Question

Find the relation between ${{t}_{1}}$ and ${{t}_{2}}$ , where the normal at ${{t}_{1}}$ to the parabola ${{y}^{2}}=4ax$ meets the parabola ${{y}^{2}}=4ax$ again at ${{t}_{2}}$ .

Answer 1

Hint: The given problem is related to the equation of normal to parabola in parametric form. The general equation of the normal to the parabola at a point $\left( a{{t}^{2}},2at \right)$ is given by $y=-tx+2at+a{{t}^{3}}$ , where $t$ is a parameter. Find the equation of normal at ${{t}_{1}}$ , then substitute the point ${{t}_{2}}$ in the equation of the normal. On simplifying the equation, we will get the relation between ${{t}_{1}}$ and ${{t}_{2}}$ .

Complete step-by-step answer:
We are given the equation of the parabola as ${{y}^{2}}=4ax$ .
Now, we will consider two points on the parabola given by $P\left( at_{1}^{2},2a{{t}_{1}} \right)$ and $Q\left( at_{2}^{2},2a{{t}_{2}} \right)$ , where ${{t}_{1}}$ , and ${{t}_{2}}$ are parameters.

Now, we need to find the equation of normal at $P$.
We know, the general equation of the normal to the parabola at a point $\left( a{{t}^{2}},2at \right)$ is given by $y=-tx+2at+a{{t}^{3}}$ , where $t$ is a parameter.
So, the normal to the parabola at the point $P\left( at_{1}^{2},2a{{t}_{1}} \right)$ will be given is given by substituting ${{t}_{1}}$ in place of $t$ in the general equation of the normal.
On substituting ${{t}_{1}}$ in place of $t$ in the general equation of the normal, we get $y=-{{t}_{1}}x+2a{{t}_{1}}+at_{1}^{3}....\left( i \right)$ .
Now, we are given that the normal at $P\left( at_{1}^{2},2a{{t}_{1}} \right)$ intersects the parabola at $Q\left( at_{2}^{2},2a{{t}_{2}} \right)$ . So, $Q\left( at_{2}^{2},2a{{t}_{2}} \right)$ should lie on the normal and hence, will satisfy the equation of the normal at $P\left( at_{1}^{2},2a{{t}_{1}} \right)$ . So, we will substitute $x=at_{2}^{2}$ and $y=2a{{t}_{2}}$ in equation (i).
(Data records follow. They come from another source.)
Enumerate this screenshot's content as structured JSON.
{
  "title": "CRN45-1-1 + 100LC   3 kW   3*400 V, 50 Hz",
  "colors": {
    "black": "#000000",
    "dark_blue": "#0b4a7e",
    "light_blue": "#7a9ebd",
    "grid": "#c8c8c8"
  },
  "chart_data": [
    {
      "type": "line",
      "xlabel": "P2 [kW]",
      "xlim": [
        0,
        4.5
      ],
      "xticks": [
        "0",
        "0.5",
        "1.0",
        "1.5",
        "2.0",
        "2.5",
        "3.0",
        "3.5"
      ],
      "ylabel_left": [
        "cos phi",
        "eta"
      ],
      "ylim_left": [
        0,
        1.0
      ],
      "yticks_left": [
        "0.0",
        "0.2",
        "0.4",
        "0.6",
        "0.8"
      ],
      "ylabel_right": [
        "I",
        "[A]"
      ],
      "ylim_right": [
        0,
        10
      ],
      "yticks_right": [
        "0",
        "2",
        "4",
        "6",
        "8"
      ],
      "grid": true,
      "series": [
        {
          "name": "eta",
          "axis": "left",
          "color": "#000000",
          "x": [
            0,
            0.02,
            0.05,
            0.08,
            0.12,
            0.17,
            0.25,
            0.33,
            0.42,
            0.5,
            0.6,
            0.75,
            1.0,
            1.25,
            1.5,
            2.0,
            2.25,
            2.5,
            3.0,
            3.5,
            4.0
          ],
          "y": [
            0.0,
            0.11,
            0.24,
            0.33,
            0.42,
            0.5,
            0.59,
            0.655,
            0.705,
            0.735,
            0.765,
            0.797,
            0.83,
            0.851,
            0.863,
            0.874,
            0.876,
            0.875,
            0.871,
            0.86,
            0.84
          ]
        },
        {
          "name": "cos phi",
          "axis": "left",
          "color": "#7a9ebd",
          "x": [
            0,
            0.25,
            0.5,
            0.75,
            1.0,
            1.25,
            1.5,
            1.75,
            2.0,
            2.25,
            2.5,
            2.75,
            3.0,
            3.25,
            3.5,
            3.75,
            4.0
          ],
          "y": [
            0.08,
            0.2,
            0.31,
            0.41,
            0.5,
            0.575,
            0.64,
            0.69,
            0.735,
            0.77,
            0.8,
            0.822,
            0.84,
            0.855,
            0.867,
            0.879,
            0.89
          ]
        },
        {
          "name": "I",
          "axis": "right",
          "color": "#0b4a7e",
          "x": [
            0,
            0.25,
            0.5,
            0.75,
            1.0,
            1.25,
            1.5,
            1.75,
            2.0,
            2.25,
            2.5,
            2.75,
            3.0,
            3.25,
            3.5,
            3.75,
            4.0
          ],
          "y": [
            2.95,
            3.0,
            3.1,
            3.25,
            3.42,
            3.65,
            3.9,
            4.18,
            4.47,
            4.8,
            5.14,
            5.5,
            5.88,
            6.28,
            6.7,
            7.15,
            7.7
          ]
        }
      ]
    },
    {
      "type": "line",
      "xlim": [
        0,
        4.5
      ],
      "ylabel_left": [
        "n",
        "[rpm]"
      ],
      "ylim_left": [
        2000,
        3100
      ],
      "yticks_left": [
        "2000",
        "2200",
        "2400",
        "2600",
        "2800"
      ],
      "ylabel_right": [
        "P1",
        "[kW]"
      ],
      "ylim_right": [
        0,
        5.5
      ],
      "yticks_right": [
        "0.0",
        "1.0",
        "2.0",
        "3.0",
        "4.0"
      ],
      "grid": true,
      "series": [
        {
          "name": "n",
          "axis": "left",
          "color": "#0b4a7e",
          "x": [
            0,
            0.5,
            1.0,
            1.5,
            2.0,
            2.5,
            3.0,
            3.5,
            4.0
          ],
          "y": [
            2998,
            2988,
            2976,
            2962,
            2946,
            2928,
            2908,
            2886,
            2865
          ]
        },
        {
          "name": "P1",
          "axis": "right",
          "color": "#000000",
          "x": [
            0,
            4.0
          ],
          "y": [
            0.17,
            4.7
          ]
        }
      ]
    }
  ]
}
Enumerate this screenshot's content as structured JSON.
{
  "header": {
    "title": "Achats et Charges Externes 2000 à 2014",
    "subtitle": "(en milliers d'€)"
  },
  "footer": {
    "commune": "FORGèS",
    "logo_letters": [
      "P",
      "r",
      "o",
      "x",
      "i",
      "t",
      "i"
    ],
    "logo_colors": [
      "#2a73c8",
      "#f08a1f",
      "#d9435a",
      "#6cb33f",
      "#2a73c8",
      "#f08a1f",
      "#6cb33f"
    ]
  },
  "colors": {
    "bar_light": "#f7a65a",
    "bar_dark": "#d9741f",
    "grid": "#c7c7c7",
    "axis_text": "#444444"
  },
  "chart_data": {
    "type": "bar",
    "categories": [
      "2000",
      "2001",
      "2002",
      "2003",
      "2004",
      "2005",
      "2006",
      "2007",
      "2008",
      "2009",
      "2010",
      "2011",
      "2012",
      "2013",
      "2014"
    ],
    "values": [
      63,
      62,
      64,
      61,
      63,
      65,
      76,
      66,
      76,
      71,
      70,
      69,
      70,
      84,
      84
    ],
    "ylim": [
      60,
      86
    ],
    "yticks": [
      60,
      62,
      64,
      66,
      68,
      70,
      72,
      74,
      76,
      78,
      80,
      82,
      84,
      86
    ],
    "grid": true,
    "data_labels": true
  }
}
On substituting $x=at_{2}^{2}$ and $y=2a{{t}_{2}}$ in equation (i), we get:
$2a{{t}_{2}}=-{{t}_{1}}\left( at_{2}^{2} \right)+2a{{t}_{1}}+at_{1}^{3}$
$\Rightarrow 2a{{t}_{2}}-2a{{t}_{1}}=-at_{2}^{2}{{t}_{1}}+at_{1}^{3}$
$\Rightarrow 2a\left( {{t}_{2}}-{{t}_{1}} \right)=-a{{t}_{1}}\left( t_{2}^{2}-t_{1}^{2} \right)$
$\Rightarrow 2\left( {{t}_{2}}-{{t}_{1}} \right)=-{{t}_{1}}\left( t_{2}^{2}-t_{1}^{2} \right)$
Now, we know, we can write $t_{2}^{2}-t_{1}^{2}$ as $\left( {{t}_{2}}-{{t}_{1}} \right)\left( {{t}_{2}}+{{t}_{1}} \right)$ . So, we get:
$\Rightarrow 2\left( {{t}_{2}}-{{t}_{1}} \right)=-{{t}_{1}}\left( {{t}_{2}}-{{t}_{1}} \right)\left( {{t}_{2}}+{{t}_{1}} \right)$
$\Rightarrow 2=-{{t}_{1}}\left( {{t}_{2}}+{{t}_{1}} \right)$
$\Rightarrow \dfrac{-2}{{{t}_{1}}}={{t}_{1}}+{{t}_{2}}$
$\Rightarrow \dfrac{-2}{{{t}_{1}}}-{{t}_{1}}={{t}_{2}}$
Hence, the relation between ${{t}_{1}}$ and ${{t}_{2}}$ , where the normal at ${{t}_{1}}$ to the parabola ${{y}^{2}}=4ax$ meets the parabola ${{y}^{2}}=4ax$ again at ${{t}_{2}}$ is given as ${{t}_{2}}=\dfrac{-2}{{{t}_{1}}}-{{t}_{1}}$ .

Note: While simplifying the equations, please make sure that sign mistakes do not occur. These mistakes are very common and can confuse while solving. Ultimately the answer becomes wrong. So, sign conventions should be carefully taken.